Aeon Station Observatory
Interviews

Interview: Kevin Whelan Talks About New Album With Aeon Station

Aeon Station will be releasing their debut album, Observatory, this Friday. The band consists of three former members of The Wrens. The last album that The Wrens put out, Meadowlands, was released 18 years ago. After waiting several years for the band to get together for a new release, Kevin Whelan took the matter into his own hands. He picked five songs he wrote in the past years, and he created five new ones. With the help of his bandmates, Greg Whelan and Jerry MacDonald, and producer Tom Beaujour, Kevin embarked on a new journey.

More than a decade in the making, Observatory is “an album about the perseverance of the soul, not [being] scared of vulnerability but not backing down to adversity either,” according to a press release. So far, Aeon Station has released three singles, “Queens,” “Leaves,” and “Fade.” The band also released a beautiful music video for “Fade,” which was directed by Laurent Briet, and it transmits a sense of peacefulness and freedom.

Soundigest had the chance to interview Kevin Whelan; he offered some insight into the creation of Observatory and shared how inspired he is about it. Read the interview below and also check out the music video for “Fade” to prepare for the release of the album on December 10.

What’s your favorite track on the album and why?

My favorite track is “Leaves.” In a way, it’s not my typical song as it has this gospel-like intro. However, it grows to this larger song with almost like an “amen” release at the apex of the song. Also, it was one of those songs that wrote itself, which doesn’t happen very often.

What do you think is the most important part of the songwriting process?

Starting. However, it doesn’t become a song until it has the words over the music, and getting to that point can be fun or complicated depending on the song.

What are your expectations about the audience’s response to Observatory?

Very, very humble. My goal was simple: if three people like it, then it’s a success for me.

How did you come up with the concept for the “Fade” music video?

That whole amazing concept came from Laurent Briet, who has made videos for The Strokes, Beyoncé, and others. He’s truly AMAZING. We only corresponded over text messages, but he developed and created a mini-movie, and I am so grateful for his amazing talents.

I think that “Leaves” really captures where this album comes from, more specifically the lyrics “as I turn away to forget the past that leaves behind all the broken-down roads, to the homes and hopes and the dreams that won’t come true. I’d rather fight again than live with the pain.” Was writing this song kind of cathartic for you?

Yes, thanks for highlighting this song as per my answer to the previous question. Honestly, I see this song as probably the best song I’ll ever write, and I wrote it back in 2011-2012. I was trying to capture what almost everyone goes through, where your life gives you a sudden left turn and it’s up to you to understand why and make it a triumph.

How much did you experiment on this album?
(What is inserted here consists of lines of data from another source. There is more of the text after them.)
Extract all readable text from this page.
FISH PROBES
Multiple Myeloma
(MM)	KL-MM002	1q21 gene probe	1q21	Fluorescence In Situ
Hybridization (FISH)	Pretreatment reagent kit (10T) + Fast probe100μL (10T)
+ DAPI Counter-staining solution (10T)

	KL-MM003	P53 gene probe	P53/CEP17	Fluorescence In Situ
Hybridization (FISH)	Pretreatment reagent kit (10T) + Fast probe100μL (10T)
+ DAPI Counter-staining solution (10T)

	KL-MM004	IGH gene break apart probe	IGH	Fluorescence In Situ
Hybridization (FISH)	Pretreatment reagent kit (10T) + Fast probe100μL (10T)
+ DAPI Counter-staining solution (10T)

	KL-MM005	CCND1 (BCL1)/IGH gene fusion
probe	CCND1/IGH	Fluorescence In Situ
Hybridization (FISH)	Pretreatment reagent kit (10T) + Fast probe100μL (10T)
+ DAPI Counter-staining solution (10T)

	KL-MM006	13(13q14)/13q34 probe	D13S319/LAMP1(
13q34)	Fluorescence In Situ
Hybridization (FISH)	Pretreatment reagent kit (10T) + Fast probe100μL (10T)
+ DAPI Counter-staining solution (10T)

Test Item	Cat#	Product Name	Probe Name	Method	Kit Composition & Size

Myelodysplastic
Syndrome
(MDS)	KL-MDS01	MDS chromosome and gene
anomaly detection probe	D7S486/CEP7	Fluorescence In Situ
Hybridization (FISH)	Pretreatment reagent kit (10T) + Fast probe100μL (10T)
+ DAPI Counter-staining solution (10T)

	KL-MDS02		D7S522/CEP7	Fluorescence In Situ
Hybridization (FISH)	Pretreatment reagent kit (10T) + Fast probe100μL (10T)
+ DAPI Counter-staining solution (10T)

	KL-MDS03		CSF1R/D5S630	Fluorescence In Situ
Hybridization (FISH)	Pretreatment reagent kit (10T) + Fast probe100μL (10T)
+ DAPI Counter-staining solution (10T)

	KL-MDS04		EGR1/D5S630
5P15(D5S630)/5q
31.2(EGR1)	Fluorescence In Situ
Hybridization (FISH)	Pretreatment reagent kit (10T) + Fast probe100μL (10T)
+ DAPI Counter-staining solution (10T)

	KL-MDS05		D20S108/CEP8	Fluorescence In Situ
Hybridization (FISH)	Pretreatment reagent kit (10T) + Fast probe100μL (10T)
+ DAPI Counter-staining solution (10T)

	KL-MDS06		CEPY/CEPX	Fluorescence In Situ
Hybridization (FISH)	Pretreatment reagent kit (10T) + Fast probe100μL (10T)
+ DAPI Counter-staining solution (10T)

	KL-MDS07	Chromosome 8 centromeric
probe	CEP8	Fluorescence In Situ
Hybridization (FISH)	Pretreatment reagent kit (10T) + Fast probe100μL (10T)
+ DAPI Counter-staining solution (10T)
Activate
Was it difficult to create new sounds but still maintain your essence?

I experimented in the sense of writing songs, challenging forms, and how chords move from one to the other, or just pulling sections from many songs to make one. Also, I tried my hand at the cello and violin, not very well, but it was fun and provided some cool sounds.

Your career has been very long and successful. What is the biggest lesson you have learned after so many years in the music scene?

Wow, so kind of you to say, thanks! It is true though, I’ve been lucky enough to do this for a long time. At the end of the day, it comes down to enjoying that moment you’re in with no expectations. If it’s fame or money you’re after, the frustration will overwhelm you. Just enjoy the times you get to play music and always say “yes.” Trying to mastermind a career wastes a lot of time. It’s not a puzzle you can solve.

Who are your biggest musical influences or who would you like to collaborate with?

I love classical music. I’ve never really collaborated with anyone except the guys I was in the band with. However, Tom Beaujour, who mixed and recorded the album, was amazing, so talented! He provided awesome insights and recommendations. He also took great care in trying to make the music sound the best possible, and he succeeded!

How does it feel to be other bands’ inspiration to create music?

This, by FAR, is THE MOST rewarding part of being involved in the music/band. I’m not joking. That is what it’s all about. I was inspired by so many, and, then, to be a point of inspiration for art and expression [is] the best reward.

Would you like to share some advice for people who are getting started in the music scene?

Realize that your dream is going to change with almost each year. Be who you are. Try to be as genuine as you possibly can to your music and what you want. If you do that, no one can touch you.